Mike Wells: Protect yourself with smart insurance coverage
May 6th, 2018 by admin
Most of us spend a fair number of dollars for various kinds of insurance. How do you get the most bang for your buck, particularly as you assess how effectively your insurance protects you from your legal risks?
Here are some major areas of personal legal and financial risks, and ways to protect yourself:
- Long-term care insurance: If you go into an assisted-living or nursing-home facility, your significant monthly costs are not going to be covered long term by your health insurance, including Medicare.
As people consider this daunting monthly expenditure (sometimes nearly $10,000 a month for nursing-home care), they may consider buying a long-term care insurance policy.
As you near your mid-to-late 50s, among the most important coverage a policy should contain are coverage for three to five years; and nursing-home care, assisted living and home care. Also, the insuring company should have a solid financial rating—that is, does it have deep pockets?
The companies that write the bulk of these policies now have more accurately projected their costs, despite some past large premium increases, so there is much less of an increase in premiums year to year. For many years, companies could not accurately project their overall exposure, which resulted in dramatic increases in premiums from year to year, and some companies got out of this market altogether.
Also, some preferred companies may have options to convert your life-insurance policies or other coverage in cost-efficient ways — a growing trend.
Without sufficient assets or insurance coverage, your children will have to bear the high monthly expense of a facility, as some levels of care do not qualify for any public assistance. Families sometimes have to consider other elder-planning options in one’s latter years, which can get expensive, without solid long-term care insurance coverage. And your time window and choices narrow over time. So plan ahead on this key approaching expense.

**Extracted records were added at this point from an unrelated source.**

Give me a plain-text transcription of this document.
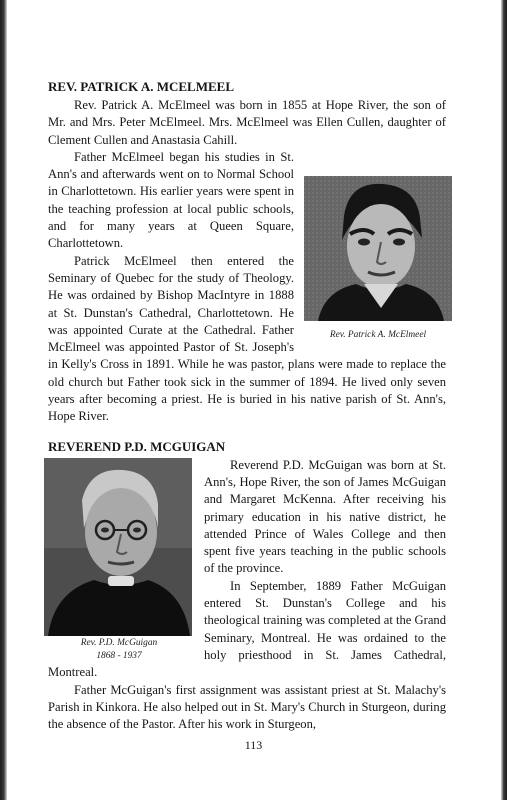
REV. PATRICK A. MCELMEEL

Rev. Patrick A. McElmeel was born in 1855 at Hope River, the son of Mr. and Mrs. Peter McElmeel. Mrs. McElmeel was Ellen Cullen, daughter of Clement Cullen and Anastasia Cahill.

Rev. Patrick A. McElmeel

Father McElmeel began his studies in St. Ann's and afterwards went on to Normal School in Charlottetown. His earlier years were spent in the teaching profession at local public schools, and for many years at Queen Square, Charlottetown.

Patrick McElmeel then entered the Seminary of Quebec for the study of Theology. He was ordained by Bishop MacIntyre in 1888 at St. Dunstan's Cathedral, Charlottetown. He was appointed Curate at the Cathedral. Father McElmeel was appointed Pastor of St. Joseph's in Kelly's Cross in 1891. While he was pastor, plans were made to replace the old church but Father took sick in the summer of 1894. He lived only seven years after becoming a priest. He is buried in his native parish of St. Ann's, Hope River.

REVEREND P.D. MCGUIGAN
Rev. P.D. McGuigan
1868 - 1937

Reverend P.D. McGuigan was born at St. Ann's, Hope River, the son of James McGuigan and Margaret McKenna. After receiving his primary education in his native district, he attended Prince of Wales College and then spent five years teaching in the public schools of the province.

In September, 1889 Father McGuigan entered St. Dunstan's College and his theological training was completed at the Grand Seminary, Montreal. He was ordained to the holy priesthood in St. James Cathedral, Montreal.

Father McGuigan's first assignment was assistant priest at St. Malachy's Parish in Kinkora. He also helped out in St. Mary's Church in Sturgeon, during the absence of the Pastor. After his work in Sturgeon,

113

- Underinsurance auto coverage. This is important because we generally think about our own driving habits and skills and whether or not we might be at fault in a wreck. But one of your greatest risks is that someone with no insurance or inadequate insurance causes a wreck, and you have an injury claim that exceeds the coverage of the at-fault party.
Inquire about underinsurance motor-vehicle coverage. Some statistics suggest that 80 percent of the wrecks on our highways that result in significant personal injuries (as opposed to property damage only to your vehicle) are caused by 10 percent to 15 percent of the drivers, some of whom have had their driver’s license suspended for past bad acts. (Yes, some people drive without a valid license, or no insurance, or both.) Any numbers of people have legitimate damage claims that well exceed the negligent party’s coverage. Moreover, the chances that the injured person can collect on a judgment from the negligent party are generally slim to none, which clients are often shocked to hear.
- Your deductibles. Consider increasing them. Years ago, my wife and I beefed up our underinsurance coverage and purchased a joint long-term care policy. The dollars we saved from appropriately increasing some deductibles actually paid for the increased underinsurance coverage we added and a portion of the annual long-term care insurance costs.
You may decide to increase your deductibles on rarely used coverages, or cancel duplicative coverages (roadside service/towing) otherwise covered by an auto/travel policy you already have.
In the next column, we’ll explore other insurance coverage, such as rental-car insurance, replacement-cost coverage, extended warranty/insurance coverage, and work-disability coverage.
Remember: An informed choice is a smart choice.